Grandma Annie's Back Kitchen

Setting my cranberry upside-down cake on the cupboard in the “back room” to cool the other day, I was reminded of Grandma Annie’s back room.

It had been a kitchen once, in one of the mid-19th century structure’s many incarnations. But when I was a child, it was used mostly for storage.

When I was a child, it contained a massive red cupboard, filled with kitchen items Annie used only once or twice a year. Old bean crocks sat cheek by jowl with glass jars of beans or rice. An old tin colander, ancient wooden spoons, a bowl of cookie cutters and other kitchen miscellany filled the shelves.

The back room also held an enamel-topped table piled with boxes of canning jars and bins of apples or baskets of potatoes.

Annie used this room as a second pantry, a sort of keeping room. She dried herbs in that room, something that intrigued me when I was a child, and because it was unheated in winter and cool in summer, she also set baked goods there when they needed to cool.

The room was connected to the kitchen by a hallway, and the hallway ran along the side of the house. It was part of the house, and yet not part of the house.

The keeping room led directly to Annie’s vast backyard. In summer, she’d open the back door and the hall door and the cross-ventilation kept her old house cool on the hottest July days.

Usually by August, the old treadle sewing machine Annie kept in the room would be pressed into service, as she altered our clothing for the school year or sewed aprons and tablecloths from brightly-colored cotton.

My own back room serves a similar purpose. Here is a collection of mismatched cupboards and bins and shelves that hold gardening supplies, bird feed, canned goods and cookbooks.

It was once part of the kitchen, but the people who “remodeled” our 1896-home in the 1970s, split the room into two.

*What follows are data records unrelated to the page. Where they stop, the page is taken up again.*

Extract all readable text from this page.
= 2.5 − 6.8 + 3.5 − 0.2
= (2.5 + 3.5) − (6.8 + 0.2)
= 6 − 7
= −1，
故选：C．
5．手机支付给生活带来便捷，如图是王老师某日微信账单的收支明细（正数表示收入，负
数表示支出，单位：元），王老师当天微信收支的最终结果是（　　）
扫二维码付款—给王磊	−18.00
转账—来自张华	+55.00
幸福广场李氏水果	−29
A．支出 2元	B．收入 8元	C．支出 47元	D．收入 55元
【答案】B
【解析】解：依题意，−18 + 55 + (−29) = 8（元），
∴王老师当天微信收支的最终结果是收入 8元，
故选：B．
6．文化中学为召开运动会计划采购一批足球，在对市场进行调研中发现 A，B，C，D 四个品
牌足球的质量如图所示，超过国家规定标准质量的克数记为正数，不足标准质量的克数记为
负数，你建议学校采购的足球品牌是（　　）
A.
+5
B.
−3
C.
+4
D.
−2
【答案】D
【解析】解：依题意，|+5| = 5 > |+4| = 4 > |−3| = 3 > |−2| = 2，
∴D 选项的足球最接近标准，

I spend more time in my back room than Annie did in hers. It’s a cozy place, with a patterned rug and a comfortable chair. In summer, when the crickets sing, it is my favorite room in the house.

Comments

Anonymous said…
That is beautiful! What an amazing room to make part of you kitchen and your home. You have a wonderful back kitchen!! Somehow it feels a little like the magic of a secret room.
Unknown said…
Tanna, you've hit it just right. It always felt that way to me. Somehow, the drying herbs were magical to me and even though I did not know why at the time (I was about 7 years old when I first noticed them).

The cabinet was old and towering and had been built by Pepére, Annie's father.
Anonymous said…
My grandparents had a backroom in their farm house as well... it was such a treat for my sister and I to sneak back there and explore.

I love your writing style Mimi! I feel like I'm right where you are describing as I read.
Unknown said…
Thanks, Kristen! What a nice thing to hear! I am happy to be able to share.

I loved those backrooms. . .
Anonymous said…
You have just evoked such wonderful memories of my grandparent's home. The special places & aromas. Grandma was a professional baker & loved to do so for her family. Thank you.
Unknown said…
What were those aromas, Fran? Cinnamon and vanilla and butter and talc — that's what grandmother's smell like, at least when we were kids.

The old back room had an old smell, too, sort of old apples and ancient wood. . .

Thanks, Fran!
Jann said…
I am so impressed you can recall all of this-you must have spent a lot of time with your grandparents. You should take a picture and share with us what this loks like-
Anonymous said…
You brought back wonderful memories for me. My French grandmother in NH had just such a room and I loved it. It always had a special ambiance about it.
Unknown said…
Jann, I am not sure if there are any photos of the old back room. But one of these days I will dig up some others and scan them. I have a very vivid memory, in fact, it may even be photographic. I have no other memory to compare it to!

Terri, that is amazing — I wonderf if all old houses had them, or is it a French Canadian thing? Yes, it was like stepping back into the past, wasn't it.

Funny thing, I have dreanms of hidden rooms. That means something — forgot what — and that room is often part of them. It was never part of the house's day to day life.
Anonymous said…
Mimi, how strange. My mom and I were just discussing the back kitchen my great-grandmother used exactly as your grandmother. It had zinc counters and I remember the smell of apples and cherries as well as the "funny" taste of water from the faucet. Your post put me right back there. Just for the record, her farmhouse was in Coldwater, MI., not quite French Canada ;-)
Unknown said…
BC, my grandmother's kitchen was in Michigan, too, but consideraly northeast of Coldwater.

Apples and cherries, hmm? That would be a Michigan kitchen, all right.